SummaryIt is easy to take a surf on the internet and look at the priorities stated in NHS policy and strategy documents. However, does this really reflect the true picture on the ground? What are the big issues for NHS customers at the moment?
- Practice Based Commissioning: Practice based commissioning grew in importance and caused more frustration as time went by in 2005. The target of having 80% of practices commissioning by the end of the year has clearly been missed.
- Payment By Results: Standardising cost per patient episode is a major concern. Patients are people, not machines. Episodes are far more unpredictable than the model acknowledges and the variation caused by individual patient complications is rapidly blowing budgets. To add to the customers worries, the standardised tariff figures are not well informed. Planning for management of additional patient costs not covered by the tariffs is complicating local flows of funds and budget monitoring is made more difficult.
- HR Issues such as agenda for change and job insecurities as PCTs merge was foremost in many customer minds. Many managers report change fatigue and stress and a remarkable number of senior managers throughout the UK are off on long term sick. Even senior managers in general practice are reporting job insecurity and redundancies as the practice is being run as a small private business with changing staff requirements.
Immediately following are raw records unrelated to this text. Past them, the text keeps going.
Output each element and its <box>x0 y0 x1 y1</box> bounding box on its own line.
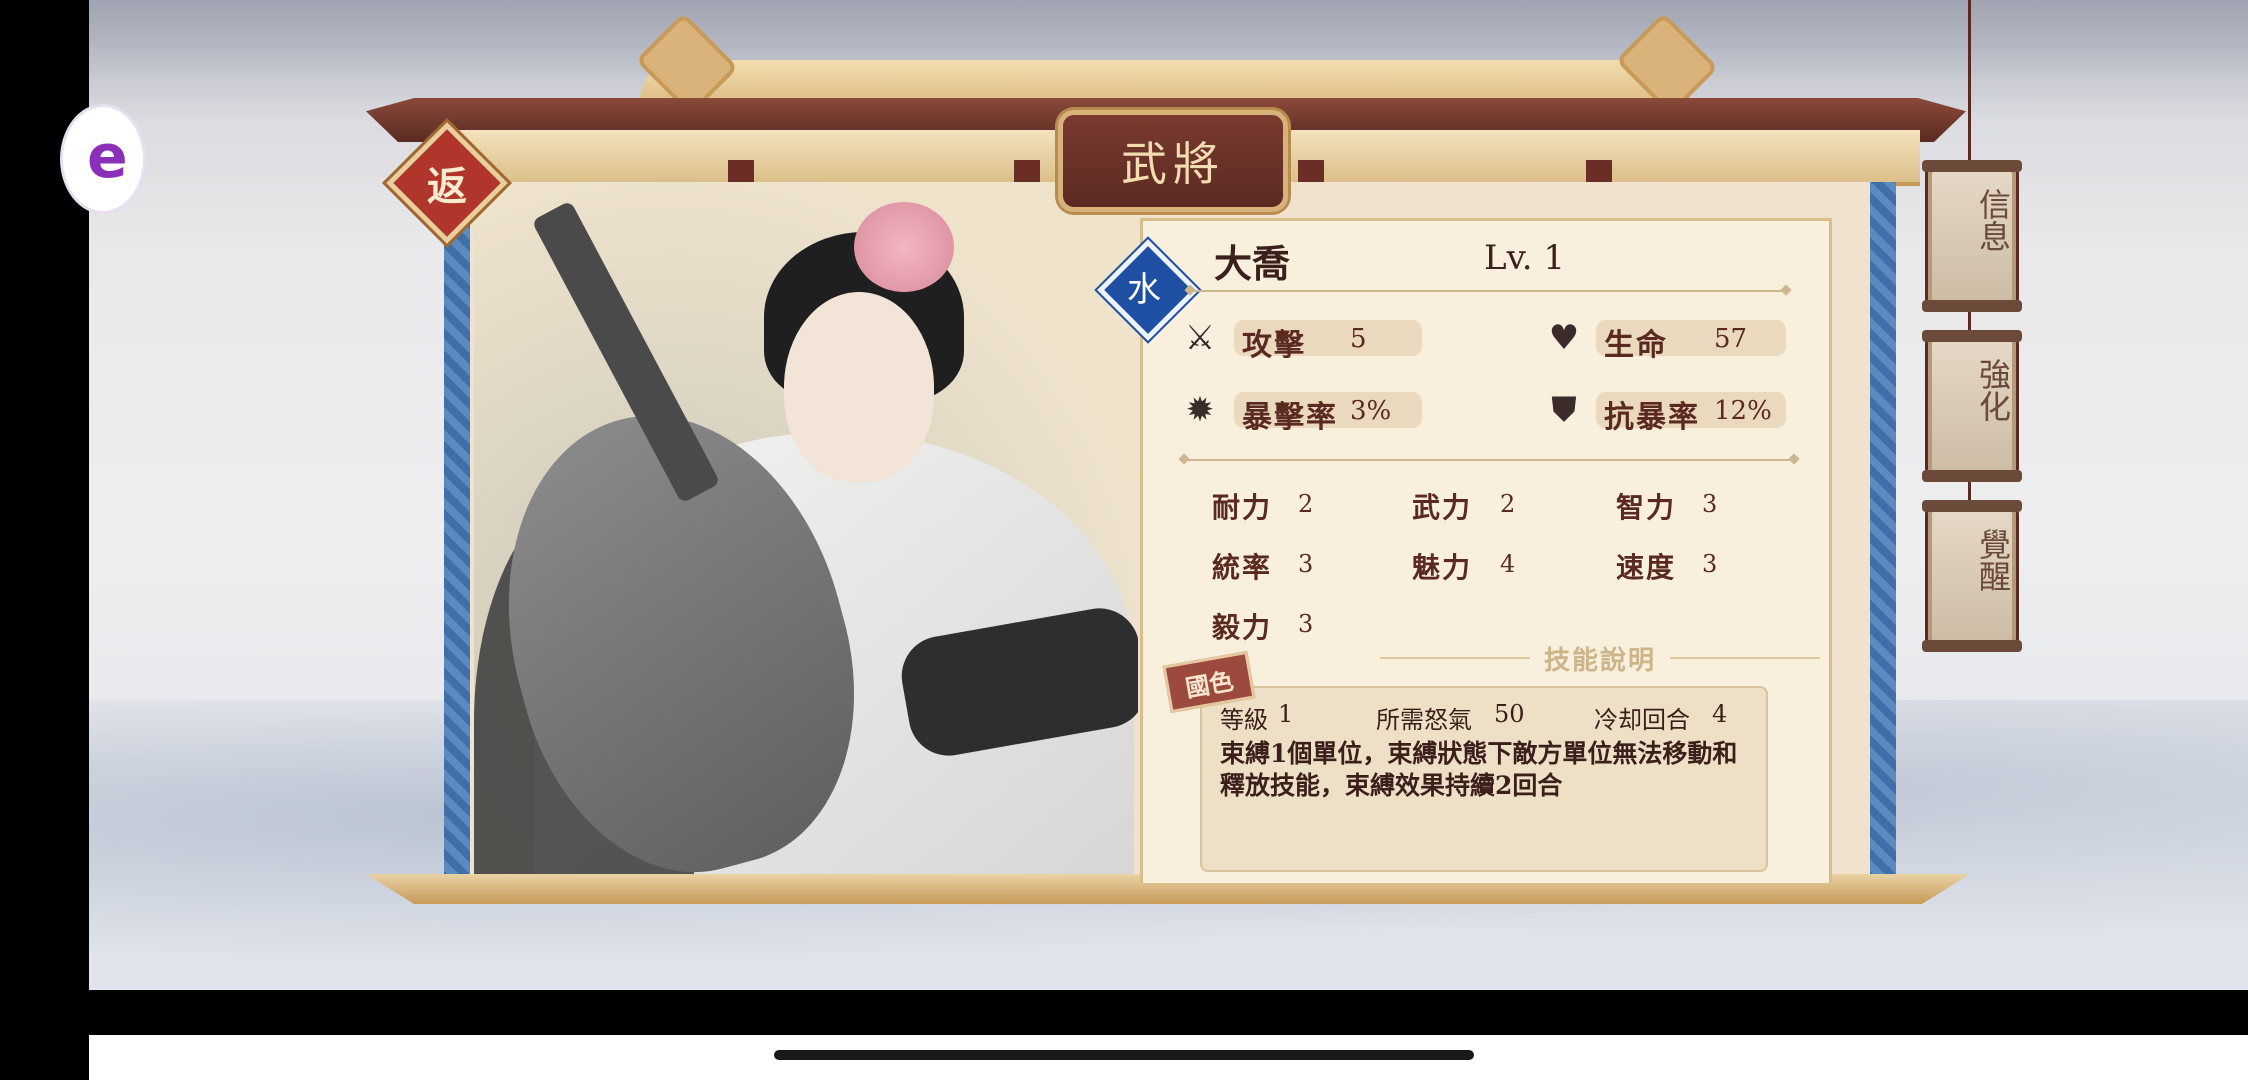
attr-value: 4 <box>1500 550 1516 578</box>
attr-label: 智力 <box>1616 491 1677 524</box>
divider <box>1184 459 1794 461</box>
hp-value: 57 <box>1714 324 1748 354</box>
attr-label: 毅力 <box>1212 611 1273 644</box>
tab-cap <box>1922 470 2022 482</box>
attr-value: 2 <box>1500 490 1516 518</box>
crit-resist-label: 抗暴率 <box>1604 400 1700 435</box>
skill-rage-label: 所需怒氣 <box>1376 706 1472 734</box>
attr-label: 統率 <box>1212 551 1273 584</box>
attack-label: 攻擊 <box>1242 328 1306 363</box>
attr-label: 耐力 <box>1212 491 1273 524</box>
skill-cooldown-label: 冷却回合 <box>1594 706 1690 734</box>
divider <box>1670 657 1821 659</box>
crit-rate-value: 3% <box>1350 396 1392 426</box>
hair-flower <box>854 202 954 292</box>
attack-value: 5 <box>1350 324 1367 354</box>
portrait-face <box>784 292 934 482</box>
sword-icon: ⚔ <box>1184 318 1216 358</box>
attr-value: 3 <box>1298 550 1314 578</box>
attr-value: 3 <box>1702 550 1718 578</box>
hero-level: Lv. 1 <box>1484 238 1565 278</box>
burst-icon: ✹ <box>1185 390 1215 430</box>
pillar-right <box>1870 182 1896 882</box>
tab-enhance-label: 強化 <box>1974 358 2012 422</box>
hero-name: 大喬 <box>1214 241 1291 286</box>
divider <box>1190 290 1786 292</box>
title-plaque: 武將 <box>1058 110 1288 212</box>
skill-cooldown-value: 4 <box>1712 700 1728 728</box>
tab-cap <box>1922 330 2022 342</box>
attr-label: 速度 <box>1616 551 1677 584</box>
heart-icon: ♥ <box>1548 318 1580 358</box>
water-element-icon: 水 <box>1127 269 1161 310</box>
tab-cap <box>1922 160 2022 172</box>
tab-awaken-label: 覺醒 <box>1974 528 2012 592</box>
attr-value: 2 <box>1298 490 1314 518</box>
skill-section-header: 技能說明 <box>1380 643 1821 676</box>
user-badge-glyph: e <box>87 122 128 192</box>
hero-portrait <box>474 182 1138 877</box>
tab-awaken[interactable]: 覺醒 <box>1922 500 2022 652</box>
bottom-black-bar <box>89 990 2248 1035</box>
tab-info[interactable]: 信息 <box>1922 160 2022 312</box>
skill-level-label: 等級 <box>1220 706 1268 734</box>
home-indicator[interactable] <box>774 1050 1474 1060</box>
tab-enhance[interactable]: 強化 <box>1922 330 2022 482</box>
back-button[interactable]: 返 <box>404 140 490 226</box>
tab-cap <box>1922 300 2022 312</box>
shield-icon: ⛊ <box>1551 390 1577 430</box>
crit-resist-value: 12% <box>1714 396 1772 426</box>
attr-label: 魅力 <box>1412 551 1473 584</box>
attr-value: 3 <box>1298 610 1314 638</box>
attr-value: 3 <box>1702 490 1718 518</box>
hp-label: 生命 <box>1604 328 1668 363</box>
skill-level-value: 1 <box>1278 700 1294 728</box>
tab-cap <box>1922 500 2022 512</box>
skill-rage-value: 50 <box>1494 700 1525 728</box>
tab-cap <box>1922 640 2022 652</box>
page-title: 武將 <box>1121 137 1225 191</box>
skill-description: 束縛1個單位，束縛狀態下敵方單位無法移動和釋放技能，束縛效果持續2回合 <box>1220 739 1738 800</box>
user-badge[interactable]: e <box>60 104 146 214</box>
attr-label: 武力 <box>1412 491 1473 524</box>
divider <box>1380 657 1530 659</box>
crit-rate-label: 暴擊率 <box>1242 400 1338 435</box>
skill-section-title: 技能說明 <box>1544 645 1657 676</box>
tab-info-label: 信息 <box>1974 188 2012 252</box>
pillar-left <box>444 182 470 882</box>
- Reducing Emergency Admissions ranks as number four priority. This goal means customers are more focused than ever on aggressively managing long term conditions. The business case for funding “Walk In Centres” is supported as this model reduces visits to hospital accident and emergency units. However the changes and related problems in provision of out of hours care is causing an increase in emergency admissions. Furthermore those patients being admitted are sicker and more expensive for the hospital to treat.
- Balancing the Budget ranked number five. Yet it seemed to be the underlying theme in all the priorities. Managers and clinicians are talking about bankruptcy strategies. This is a very new concept and is not just relevant to the hospitals and PCTs. There is discussion that poor performing practices should “loose their franchise”.
- Contracting Services from GPs, pharmacies, hospitals, dentists and opticians and the management of these contracts is clearly also a high priority. The work load is growing as each new service profession contract commences. From the service provider perspective, managing and fulfilling the contract adds a new burden and they reported that patient care resources were being diverted to manage the contracts and of course to secure the contracts and the accompanying funds. The PCT mergers also caused concern in terms of management and contracting of services during and immediately after the merger period.